Wait till the revision comes out tomorrow. GDP - 3 percent recalculation factor will be.......
YOu need a slight correction to go higher. Corrections last only a year or so.
But a correction of up to 60 percent--well, that is the very sort of thing that one might expect of someone running "the Prudent Bear Fund"...
Absolutely.
Finally someone with a lucid analysis of why stocks are such a farce. They have replaced defined pension plans, and Washington has borrowed so much money to pay for entitlements that we cannot afford to have that slice of our Federal expenditures called "interest" to take up most of the budget.

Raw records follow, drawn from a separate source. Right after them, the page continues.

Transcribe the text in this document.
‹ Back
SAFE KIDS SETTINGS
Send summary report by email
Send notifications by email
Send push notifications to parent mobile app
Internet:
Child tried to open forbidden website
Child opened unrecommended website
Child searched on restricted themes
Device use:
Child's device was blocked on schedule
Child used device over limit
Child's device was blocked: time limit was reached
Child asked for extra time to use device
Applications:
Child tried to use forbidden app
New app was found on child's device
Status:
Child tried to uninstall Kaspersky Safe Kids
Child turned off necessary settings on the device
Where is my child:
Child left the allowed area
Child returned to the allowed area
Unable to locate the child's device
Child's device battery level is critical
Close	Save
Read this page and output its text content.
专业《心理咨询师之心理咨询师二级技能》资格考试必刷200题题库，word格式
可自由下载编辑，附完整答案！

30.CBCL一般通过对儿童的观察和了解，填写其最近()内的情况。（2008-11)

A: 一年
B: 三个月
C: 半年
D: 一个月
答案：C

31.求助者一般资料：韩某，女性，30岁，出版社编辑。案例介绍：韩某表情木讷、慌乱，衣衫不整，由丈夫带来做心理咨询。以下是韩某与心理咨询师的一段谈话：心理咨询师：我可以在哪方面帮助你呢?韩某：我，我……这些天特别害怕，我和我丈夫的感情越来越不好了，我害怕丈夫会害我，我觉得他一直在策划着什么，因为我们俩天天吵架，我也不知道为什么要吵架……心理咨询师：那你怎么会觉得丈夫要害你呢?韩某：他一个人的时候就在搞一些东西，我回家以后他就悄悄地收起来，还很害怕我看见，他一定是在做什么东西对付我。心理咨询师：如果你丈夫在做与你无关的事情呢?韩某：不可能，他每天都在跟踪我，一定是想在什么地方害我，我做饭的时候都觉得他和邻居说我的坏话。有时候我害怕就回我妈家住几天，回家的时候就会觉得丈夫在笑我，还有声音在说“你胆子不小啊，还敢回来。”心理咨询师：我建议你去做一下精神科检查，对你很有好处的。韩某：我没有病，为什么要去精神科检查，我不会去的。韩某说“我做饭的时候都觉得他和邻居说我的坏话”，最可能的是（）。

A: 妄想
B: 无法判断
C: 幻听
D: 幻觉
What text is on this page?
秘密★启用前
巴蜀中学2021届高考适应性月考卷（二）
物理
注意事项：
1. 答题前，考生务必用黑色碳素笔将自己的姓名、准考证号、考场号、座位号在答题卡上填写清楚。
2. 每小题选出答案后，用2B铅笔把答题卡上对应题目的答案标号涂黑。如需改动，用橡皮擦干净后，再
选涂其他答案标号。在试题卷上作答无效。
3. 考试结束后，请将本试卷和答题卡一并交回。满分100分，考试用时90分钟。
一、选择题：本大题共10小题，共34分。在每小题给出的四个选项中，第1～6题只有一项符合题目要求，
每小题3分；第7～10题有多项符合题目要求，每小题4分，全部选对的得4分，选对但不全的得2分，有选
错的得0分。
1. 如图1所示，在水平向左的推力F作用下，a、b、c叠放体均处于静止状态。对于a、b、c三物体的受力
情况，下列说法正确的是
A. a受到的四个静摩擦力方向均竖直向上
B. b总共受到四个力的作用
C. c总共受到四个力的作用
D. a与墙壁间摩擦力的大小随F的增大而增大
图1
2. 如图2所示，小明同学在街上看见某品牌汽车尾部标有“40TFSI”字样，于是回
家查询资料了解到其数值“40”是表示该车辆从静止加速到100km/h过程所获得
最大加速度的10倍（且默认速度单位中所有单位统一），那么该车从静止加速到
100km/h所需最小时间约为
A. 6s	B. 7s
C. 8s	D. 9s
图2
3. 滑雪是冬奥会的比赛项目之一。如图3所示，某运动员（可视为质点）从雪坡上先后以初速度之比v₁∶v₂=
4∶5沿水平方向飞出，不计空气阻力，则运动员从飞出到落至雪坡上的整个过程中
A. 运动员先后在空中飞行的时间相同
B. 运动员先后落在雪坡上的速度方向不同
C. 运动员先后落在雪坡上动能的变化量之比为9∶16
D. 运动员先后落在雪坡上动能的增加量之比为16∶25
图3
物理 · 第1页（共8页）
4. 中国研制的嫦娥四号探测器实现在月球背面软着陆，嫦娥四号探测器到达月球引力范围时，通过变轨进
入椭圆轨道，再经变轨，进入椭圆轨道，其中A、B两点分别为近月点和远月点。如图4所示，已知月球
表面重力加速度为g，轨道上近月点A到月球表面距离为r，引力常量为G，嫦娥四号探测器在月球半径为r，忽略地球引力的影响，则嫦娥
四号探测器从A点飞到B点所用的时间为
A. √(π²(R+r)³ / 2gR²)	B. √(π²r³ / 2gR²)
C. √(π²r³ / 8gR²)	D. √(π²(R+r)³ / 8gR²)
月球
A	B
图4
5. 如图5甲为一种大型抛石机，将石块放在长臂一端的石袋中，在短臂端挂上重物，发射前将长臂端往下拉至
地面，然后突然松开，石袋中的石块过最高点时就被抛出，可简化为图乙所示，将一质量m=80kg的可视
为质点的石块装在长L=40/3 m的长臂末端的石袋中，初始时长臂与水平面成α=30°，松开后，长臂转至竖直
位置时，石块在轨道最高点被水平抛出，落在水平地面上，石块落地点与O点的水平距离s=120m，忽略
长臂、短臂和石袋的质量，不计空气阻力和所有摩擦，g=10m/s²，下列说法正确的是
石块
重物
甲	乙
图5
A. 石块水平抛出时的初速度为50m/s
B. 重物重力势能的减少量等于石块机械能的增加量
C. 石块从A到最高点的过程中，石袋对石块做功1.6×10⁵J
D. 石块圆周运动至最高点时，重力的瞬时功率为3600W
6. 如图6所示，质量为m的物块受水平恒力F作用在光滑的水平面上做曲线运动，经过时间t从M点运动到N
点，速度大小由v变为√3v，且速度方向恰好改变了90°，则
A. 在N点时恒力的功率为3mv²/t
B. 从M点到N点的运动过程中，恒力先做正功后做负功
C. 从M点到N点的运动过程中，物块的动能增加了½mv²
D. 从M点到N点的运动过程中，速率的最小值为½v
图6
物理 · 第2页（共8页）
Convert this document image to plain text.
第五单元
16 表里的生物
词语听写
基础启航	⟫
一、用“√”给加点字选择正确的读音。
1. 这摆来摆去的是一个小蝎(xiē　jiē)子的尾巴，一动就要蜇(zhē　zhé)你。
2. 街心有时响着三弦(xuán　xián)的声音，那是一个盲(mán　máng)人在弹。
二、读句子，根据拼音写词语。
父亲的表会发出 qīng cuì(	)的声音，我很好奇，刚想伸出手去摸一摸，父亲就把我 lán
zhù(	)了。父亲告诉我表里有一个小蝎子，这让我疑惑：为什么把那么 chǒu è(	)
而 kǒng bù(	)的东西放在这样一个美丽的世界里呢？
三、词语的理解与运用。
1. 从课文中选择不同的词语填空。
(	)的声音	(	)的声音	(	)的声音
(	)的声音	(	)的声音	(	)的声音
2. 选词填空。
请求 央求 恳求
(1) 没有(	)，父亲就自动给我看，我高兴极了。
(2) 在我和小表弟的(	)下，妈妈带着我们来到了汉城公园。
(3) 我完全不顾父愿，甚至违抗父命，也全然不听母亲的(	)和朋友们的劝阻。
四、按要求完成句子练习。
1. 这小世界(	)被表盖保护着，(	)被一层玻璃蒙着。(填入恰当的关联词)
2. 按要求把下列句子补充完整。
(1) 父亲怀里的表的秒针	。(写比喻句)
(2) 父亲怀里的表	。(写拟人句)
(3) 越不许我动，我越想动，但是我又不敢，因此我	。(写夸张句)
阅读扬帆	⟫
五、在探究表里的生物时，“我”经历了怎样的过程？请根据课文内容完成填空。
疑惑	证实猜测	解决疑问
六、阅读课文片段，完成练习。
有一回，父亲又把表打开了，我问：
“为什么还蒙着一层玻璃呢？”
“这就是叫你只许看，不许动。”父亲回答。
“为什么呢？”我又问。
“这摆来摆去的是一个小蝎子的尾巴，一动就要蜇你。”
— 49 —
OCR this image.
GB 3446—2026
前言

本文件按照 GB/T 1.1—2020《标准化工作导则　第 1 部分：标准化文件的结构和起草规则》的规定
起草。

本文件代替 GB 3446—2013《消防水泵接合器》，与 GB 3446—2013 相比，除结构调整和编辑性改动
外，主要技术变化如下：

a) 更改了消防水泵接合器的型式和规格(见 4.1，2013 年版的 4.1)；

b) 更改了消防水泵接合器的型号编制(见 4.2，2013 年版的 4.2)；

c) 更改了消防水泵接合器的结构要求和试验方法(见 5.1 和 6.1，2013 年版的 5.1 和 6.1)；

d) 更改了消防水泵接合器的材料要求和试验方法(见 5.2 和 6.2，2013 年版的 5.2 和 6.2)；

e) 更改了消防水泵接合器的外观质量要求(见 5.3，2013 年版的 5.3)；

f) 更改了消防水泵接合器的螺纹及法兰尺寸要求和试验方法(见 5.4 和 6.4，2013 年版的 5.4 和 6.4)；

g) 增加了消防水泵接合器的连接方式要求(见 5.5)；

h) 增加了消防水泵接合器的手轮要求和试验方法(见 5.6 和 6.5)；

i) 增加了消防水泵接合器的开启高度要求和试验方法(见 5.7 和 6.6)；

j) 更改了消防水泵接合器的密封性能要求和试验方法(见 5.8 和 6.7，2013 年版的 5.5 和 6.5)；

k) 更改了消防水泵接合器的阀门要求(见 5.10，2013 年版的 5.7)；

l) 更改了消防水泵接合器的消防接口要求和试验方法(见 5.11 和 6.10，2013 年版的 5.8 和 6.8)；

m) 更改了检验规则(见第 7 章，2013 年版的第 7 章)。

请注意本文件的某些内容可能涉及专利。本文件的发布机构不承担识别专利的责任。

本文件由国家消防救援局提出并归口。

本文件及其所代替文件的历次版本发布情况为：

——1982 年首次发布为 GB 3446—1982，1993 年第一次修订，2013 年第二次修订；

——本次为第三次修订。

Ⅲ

So we are in a Catch-22, and not in a humorous way.
As to the second part of your brilliant post, the Fed could "delete" the debt, but that would come at a HUGE price for this country. Liberty would be absolutely dead. Other nations would extract a massive price from us as well, and our sovereignty would be destroyed.
Perhaps that is what will happen.
7-8000 is about where things “should” be. Everything else is government deficit spending. That stops, the already popped bubble deflates. Again.
Can’t keep spending money we don’t have.
Not going to happen while Obama is in office. The powers that be behind the scenes will make sure of that.
“The Harbinger...”
September 13, 2015
Elul 29 (End of the 7th year Shemittah cycle)
Y2k
Crash 1999
Crash 2000
this would be a chance to buy.
"This chart from Morningstar shows the performance of the fund over the last ten years, with $10,000 invested in the fund worth $5,340 today. In contrast, $10,000 invested in the S&P 500 over the same period would be worth $22,244 today."
The old joke is that economists have predicted 25 out of the last 10 recessions...
1994 was about the time I started cashing in my old E bonds. Just looked like they were going to turn into krap and pretty much have. I used most of the money to buy more guns and they have done way better.
But here’s my question: If this whole zero interest rate thing with the Fed “buying” all the US gummint debt is such a flaming good idea why didn’t they do it back in the Carter high interest rate years?. Those double digit rates hurt us for over a decade and this bubble started just at the time that rates got back to normal in the late 90’s? Huh? Why? It is indeed time to be on your financial toes.
It’s all a part of the Federal Reserve - induced business cycle. Can we really expect a stable economy if credit is so stupidly easy to obtain, and dent is so stupidly hard to collect?
It’s a disgrace that very few politicians even discuss abolishing the Fed. Nixon’s termination of the Bretton Woods system puts him in contention for the worst Presidents ever (only topped by treasonous Democrats since and including Wilson). Even Reagan seemed to grudgingly accept it once he settled in to his Presidency (if Nixon could do what he did, surely Reagan could have abolished it).
This type of stuff is put out to test the waters and gauge complacency.
Generally you do the opposite of what people like him recommend.
Proof that one should never bet against the Fed. ; )
Gold is staying below $1300 an ounce, silver less than $20.
Doesn’t sound like Germany in 1923 just yet.